Keywords: High-density lipoprotein, Sphingosine kinase, Sphingosine 1-phosphate, Cyclooxygenase-2, Protein kinase C
Introduction
Epidemiological studies have shown that high plasma levels of high-density lipoproteins (HDLs) protect against development of atherosclerosis [1]. HDLs up-regulate endogenous anti-atherogenic molecules, such as prostaglandin I-2 (PGI-2), in vascular cells.

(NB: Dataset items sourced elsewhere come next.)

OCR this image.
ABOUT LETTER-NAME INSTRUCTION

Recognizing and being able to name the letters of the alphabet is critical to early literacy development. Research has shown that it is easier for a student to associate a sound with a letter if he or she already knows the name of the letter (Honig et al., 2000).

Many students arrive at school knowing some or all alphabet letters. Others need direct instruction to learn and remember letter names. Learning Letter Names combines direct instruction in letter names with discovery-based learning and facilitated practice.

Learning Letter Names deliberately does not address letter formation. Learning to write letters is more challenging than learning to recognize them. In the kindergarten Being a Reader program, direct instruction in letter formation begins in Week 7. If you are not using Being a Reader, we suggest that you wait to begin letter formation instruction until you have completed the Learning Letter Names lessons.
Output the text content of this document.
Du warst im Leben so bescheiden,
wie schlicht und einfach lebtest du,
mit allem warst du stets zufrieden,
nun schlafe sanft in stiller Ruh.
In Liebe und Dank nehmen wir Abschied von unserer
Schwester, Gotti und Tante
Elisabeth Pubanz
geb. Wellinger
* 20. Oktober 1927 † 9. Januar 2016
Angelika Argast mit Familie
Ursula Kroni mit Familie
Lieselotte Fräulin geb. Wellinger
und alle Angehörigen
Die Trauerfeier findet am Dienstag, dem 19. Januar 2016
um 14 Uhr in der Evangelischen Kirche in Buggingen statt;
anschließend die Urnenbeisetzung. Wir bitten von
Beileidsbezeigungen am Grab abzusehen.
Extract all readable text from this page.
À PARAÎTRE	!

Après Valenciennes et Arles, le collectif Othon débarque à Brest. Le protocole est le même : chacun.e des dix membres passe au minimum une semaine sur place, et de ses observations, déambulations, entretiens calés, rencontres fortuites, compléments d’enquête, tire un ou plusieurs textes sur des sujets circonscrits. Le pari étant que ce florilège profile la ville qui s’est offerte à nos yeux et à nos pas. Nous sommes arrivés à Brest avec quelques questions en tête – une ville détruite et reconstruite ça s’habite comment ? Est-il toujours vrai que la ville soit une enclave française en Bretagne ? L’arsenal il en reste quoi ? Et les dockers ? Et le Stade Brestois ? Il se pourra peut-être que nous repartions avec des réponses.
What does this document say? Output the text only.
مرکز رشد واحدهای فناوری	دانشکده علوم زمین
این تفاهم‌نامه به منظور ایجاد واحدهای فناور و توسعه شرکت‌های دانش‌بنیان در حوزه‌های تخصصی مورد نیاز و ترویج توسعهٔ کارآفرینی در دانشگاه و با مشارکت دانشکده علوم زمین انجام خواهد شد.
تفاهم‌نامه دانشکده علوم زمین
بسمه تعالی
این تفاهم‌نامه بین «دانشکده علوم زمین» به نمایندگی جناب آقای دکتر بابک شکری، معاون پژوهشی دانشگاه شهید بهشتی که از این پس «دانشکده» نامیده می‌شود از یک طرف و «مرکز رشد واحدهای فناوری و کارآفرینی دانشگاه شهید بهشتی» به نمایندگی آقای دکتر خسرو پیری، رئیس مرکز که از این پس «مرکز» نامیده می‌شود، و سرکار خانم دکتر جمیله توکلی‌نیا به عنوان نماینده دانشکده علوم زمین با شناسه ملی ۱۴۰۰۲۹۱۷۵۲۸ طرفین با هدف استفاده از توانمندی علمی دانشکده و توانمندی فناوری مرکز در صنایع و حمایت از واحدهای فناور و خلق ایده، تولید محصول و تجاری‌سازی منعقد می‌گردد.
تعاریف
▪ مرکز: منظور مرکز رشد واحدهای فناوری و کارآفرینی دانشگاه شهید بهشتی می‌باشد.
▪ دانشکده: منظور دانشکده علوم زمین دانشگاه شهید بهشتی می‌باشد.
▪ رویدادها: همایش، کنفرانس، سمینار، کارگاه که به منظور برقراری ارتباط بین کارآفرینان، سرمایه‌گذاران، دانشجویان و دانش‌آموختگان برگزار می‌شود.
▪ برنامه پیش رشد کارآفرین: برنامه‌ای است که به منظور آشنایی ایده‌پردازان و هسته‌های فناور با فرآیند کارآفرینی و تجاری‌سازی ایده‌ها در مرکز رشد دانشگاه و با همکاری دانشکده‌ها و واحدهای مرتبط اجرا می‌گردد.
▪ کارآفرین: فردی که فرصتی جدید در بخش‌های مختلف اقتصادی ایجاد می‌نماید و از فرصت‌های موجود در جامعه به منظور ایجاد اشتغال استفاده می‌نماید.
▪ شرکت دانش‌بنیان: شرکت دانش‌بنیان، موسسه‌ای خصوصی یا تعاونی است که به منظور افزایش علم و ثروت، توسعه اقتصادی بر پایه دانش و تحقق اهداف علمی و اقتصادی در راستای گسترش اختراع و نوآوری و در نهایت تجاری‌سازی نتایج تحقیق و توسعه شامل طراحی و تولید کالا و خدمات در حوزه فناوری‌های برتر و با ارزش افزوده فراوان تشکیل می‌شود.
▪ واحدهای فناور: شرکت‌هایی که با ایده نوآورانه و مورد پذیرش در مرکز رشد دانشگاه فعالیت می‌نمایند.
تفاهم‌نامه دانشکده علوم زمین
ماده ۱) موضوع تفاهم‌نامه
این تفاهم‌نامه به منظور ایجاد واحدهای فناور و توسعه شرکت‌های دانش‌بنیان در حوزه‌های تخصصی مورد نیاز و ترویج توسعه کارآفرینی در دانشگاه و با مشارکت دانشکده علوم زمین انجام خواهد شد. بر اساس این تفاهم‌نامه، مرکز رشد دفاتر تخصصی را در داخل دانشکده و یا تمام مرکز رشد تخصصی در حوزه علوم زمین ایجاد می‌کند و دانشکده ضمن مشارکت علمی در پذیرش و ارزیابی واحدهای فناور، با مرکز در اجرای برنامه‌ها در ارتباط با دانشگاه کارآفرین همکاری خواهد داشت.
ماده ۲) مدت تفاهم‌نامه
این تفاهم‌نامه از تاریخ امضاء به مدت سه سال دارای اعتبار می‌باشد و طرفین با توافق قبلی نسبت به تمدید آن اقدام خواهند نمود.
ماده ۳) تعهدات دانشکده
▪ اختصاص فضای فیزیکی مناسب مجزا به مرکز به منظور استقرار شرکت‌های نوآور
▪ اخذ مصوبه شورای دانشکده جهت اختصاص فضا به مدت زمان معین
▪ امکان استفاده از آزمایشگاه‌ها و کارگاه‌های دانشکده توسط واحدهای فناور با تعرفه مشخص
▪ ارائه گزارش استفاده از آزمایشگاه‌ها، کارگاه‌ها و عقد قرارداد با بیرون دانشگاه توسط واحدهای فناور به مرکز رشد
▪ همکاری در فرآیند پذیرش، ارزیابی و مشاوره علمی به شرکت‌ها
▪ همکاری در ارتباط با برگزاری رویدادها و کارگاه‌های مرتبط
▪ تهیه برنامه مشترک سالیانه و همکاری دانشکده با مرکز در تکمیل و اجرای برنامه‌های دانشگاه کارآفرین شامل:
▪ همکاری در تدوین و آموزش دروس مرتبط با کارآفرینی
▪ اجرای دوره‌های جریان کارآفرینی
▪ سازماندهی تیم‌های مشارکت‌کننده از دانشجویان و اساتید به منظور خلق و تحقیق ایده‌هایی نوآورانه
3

PGI-2, a vasodilator that regulates vascular tone [2], also shows anti-atherogenic properties via inhibiting platelet and leukocyte activation and adhesion [3]. Several previous studies have reported that HDLs promote PGI-2 release through cyclooxygenase-2 (COX-2)-dependent mechanism [4, 5]. In addition, it has been reported that the HDL3 induces COX-2 expression and prostacyclin release in human endothelial cells via a p38 mitogen-activated protein kinase (MAPK)/CRE-dependent pathway [6]. COX-2, an enzyme responsible for inflammation and pain, has been reported to exert cardioprotective effects in a model of myocardial ischemia–reperfusion injury via activating prostaglandin (PG) E2 synthesis [7]. Collectively, these findings suggest that HDLs exert cardioprotective effects at least partially through activation of COX-2. However, the molecular mechanisms by which HDLs promote COX-2 expression in vascular endothelial cells are largely unclear.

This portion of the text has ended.